Domestic Drone Use: Where Does Your State Stand?

A few years ago, if a drone was mentioned in the news, it was referring to a military drone being deployed overseas. And while their impersonal and deadly use globally is certainly a serious issue, drone use has now reached our own shores. Police departments are buying the unmanned aerial vehicles and lawmakers are rushing to pass laws controlling them. So, where does your state stand in regards to drone use?

drone2Many states have already passed or at least introduced legislation controlling the domestic use of drones for surveillance. Charlottesville, Virginia was the first city to restrict the use of the aircraft, despite the city not even owning a drone.

“To me, it’s Big Brother in the sky,” said Charlottesville city councilman Dave Norris. “I don’t mean to sound conspiratorial about it, but these drones are coming and we need to put some safeguards in place so they are not abused.”

He isn’t alone in his feelings. While speed cameras and license plate scanners were the biggest concerns of years past, drones take privacy issues to a whole new level.

Technically, the little devices could be used to spy on Americans, to gather intelligence, to produce heat maps, or to find missing people. And because there are few regulations  on them thus far, police agencies could be using this freedom to their advantage.

Following outrage in Seattle, police officials returned their two drones to the manufacturer.  Earlier this month, a bill was introduced in Washington D.C. to restrict drone use in “targeted surveillance” of people without a warrant.

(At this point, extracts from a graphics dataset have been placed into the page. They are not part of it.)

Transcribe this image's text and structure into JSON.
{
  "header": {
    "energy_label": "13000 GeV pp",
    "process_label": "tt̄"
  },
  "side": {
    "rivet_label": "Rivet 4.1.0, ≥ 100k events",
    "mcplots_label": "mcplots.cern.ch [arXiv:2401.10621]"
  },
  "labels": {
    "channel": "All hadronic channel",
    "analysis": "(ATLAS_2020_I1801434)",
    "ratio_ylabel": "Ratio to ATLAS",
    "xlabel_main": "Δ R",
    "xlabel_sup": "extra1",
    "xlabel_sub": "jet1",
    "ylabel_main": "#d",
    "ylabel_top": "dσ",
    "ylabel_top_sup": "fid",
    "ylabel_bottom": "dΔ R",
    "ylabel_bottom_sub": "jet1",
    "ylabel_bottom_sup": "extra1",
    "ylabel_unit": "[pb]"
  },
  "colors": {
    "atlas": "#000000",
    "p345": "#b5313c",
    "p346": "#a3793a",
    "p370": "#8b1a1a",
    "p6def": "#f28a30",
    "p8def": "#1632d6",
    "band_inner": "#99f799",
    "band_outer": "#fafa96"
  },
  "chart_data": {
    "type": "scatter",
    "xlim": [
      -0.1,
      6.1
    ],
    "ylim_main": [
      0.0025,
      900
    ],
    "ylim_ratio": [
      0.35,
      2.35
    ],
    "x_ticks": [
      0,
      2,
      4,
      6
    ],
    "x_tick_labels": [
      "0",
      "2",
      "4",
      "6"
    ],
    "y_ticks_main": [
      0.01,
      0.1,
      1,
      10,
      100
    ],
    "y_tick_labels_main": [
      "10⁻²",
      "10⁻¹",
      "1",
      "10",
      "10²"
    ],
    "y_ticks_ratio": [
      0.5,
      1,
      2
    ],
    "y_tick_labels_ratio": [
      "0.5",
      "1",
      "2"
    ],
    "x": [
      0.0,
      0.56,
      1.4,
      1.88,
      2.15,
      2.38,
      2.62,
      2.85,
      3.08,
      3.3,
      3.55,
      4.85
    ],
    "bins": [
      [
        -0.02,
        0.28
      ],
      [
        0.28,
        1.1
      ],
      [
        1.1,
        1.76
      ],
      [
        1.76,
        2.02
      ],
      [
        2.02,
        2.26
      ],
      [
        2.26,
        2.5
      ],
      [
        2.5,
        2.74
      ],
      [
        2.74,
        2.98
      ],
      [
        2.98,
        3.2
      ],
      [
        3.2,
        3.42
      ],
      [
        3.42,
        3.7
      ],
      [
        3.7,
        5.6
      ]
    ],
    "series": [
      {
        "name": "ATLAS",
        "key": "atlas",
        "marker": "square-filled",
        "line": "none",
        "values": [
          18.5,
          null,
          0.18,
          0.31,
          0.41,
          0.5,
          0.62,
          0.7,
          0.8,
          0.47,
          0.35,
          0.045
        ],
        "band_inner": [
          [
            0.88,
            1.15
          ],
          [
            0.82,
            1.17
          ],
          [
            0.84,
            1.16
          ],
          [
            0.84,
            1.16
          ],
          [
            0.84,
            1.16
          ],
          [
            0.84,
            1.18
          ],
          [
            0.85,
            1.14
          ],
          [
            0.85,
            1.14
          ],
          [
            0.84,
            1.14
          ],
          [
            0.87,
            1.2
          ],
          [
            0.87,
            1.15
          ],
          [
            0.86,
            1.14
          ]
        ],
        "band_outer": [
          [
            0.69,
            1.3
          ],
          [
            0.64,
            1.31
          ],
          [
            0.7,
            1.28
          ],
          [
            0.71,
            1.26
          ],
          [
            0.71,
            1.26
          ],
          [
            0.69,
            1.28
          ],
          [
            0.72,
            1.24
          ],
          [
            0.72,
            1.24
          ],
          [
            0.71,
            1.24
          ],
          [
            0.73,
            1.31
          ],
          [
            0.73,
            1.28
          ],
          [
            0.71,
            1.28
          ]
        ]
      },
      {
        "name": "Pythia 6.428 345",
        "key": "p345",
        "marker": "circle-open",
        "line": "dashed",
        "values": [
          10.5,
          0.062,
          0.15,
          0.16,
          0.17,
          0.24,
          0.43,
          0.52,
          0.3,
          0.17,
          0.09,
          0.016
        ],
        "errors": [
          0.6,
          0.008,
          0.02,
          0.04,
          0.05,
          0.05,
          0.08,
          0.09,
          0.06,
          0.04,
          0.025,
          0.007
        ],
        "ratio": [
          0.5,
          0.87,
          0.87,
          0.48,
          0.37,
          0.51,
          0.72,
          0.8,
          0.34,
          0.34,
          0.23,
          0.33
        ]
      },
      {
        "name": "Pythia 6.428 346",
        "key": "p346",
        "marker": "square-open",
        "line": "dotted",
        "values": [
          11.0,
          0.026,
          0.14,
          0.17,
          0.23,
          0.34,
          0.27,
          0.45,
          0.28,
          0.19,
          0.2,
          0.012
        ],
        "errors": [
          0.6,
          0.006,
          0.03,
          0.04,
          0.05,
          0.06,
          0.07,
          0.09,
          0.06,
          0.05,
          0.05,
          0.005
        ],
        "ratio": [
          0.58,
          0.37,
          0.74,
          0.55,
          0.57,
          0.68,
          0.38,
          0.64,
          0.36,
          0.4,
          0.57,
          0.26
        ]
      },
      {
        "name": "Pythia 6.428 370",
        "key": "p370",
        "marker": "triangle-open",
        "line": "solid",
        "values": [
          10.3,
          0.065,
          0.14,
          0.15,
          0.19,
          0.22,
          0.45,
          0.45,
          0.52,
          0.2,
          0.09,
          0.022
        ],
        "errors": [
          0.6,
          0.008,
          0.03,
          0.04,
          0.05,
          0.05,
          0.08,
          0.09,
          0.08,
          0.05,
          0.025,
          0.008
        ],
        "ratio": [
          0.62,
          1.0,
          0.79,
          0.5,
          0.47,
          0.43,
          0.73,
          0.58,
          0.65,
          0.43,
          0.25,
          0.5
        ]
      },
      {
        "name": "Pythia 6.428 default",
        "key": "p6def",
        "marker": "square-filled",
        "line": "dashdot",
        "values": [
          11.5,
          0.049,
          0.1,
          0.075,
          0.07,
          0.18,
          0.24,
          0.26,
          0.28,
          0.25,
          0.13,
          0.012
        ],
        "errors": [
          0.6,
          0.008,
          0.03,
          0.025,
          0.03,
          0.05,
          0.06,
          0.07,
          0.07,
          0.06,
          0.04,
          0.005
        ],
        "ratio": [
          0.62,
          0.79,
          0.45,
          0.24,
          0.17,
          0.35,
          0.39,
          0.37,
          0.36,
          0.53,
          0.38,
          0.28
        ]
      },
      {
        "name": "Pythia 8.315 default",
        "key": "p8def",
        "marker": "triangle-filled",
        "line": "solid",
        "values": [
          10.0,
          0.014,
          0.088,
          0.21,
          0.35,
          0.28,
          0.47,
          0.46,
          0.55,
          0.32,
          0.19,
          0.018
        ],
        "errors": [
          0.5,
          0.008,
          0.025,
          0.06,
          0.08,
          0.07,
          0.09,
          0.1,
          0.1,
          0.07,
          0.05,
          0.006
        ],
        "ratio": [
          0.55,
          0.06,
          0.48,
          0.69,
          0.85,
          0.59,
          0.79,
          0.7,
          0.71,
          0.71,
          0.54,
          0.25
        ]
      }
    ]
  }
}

So, why the sudden uptick in domestic drones? The federal government has made it easy for police to get them. They are providing money through the Department of Homeland Security that basically pays for the drones. In addition, the FAA is approving requests to fly drones left and right.

The ACLU reports on several states with legislation pending, and those who have already passed drone-regulating laws. According to their chart (which is being updated as laws are introduced), 29 states have either introduced legislation or passed it.

Already passed legislation includes a 2-year moratorium on drone deployment in Virginia, and a law that doesn’t apply to non-U.S. citizens in Arizona. You can see where your state  is in the drone debate here.

Despite the growing sense that we don’t have much privacy, we do have rights. And these rights include the protection against unreasonable searches and seizures as dictated in the 4th Amendment. It’s this right that could save you from conviction in a criminal case where the police obtained evidence against you in an unlawful manner.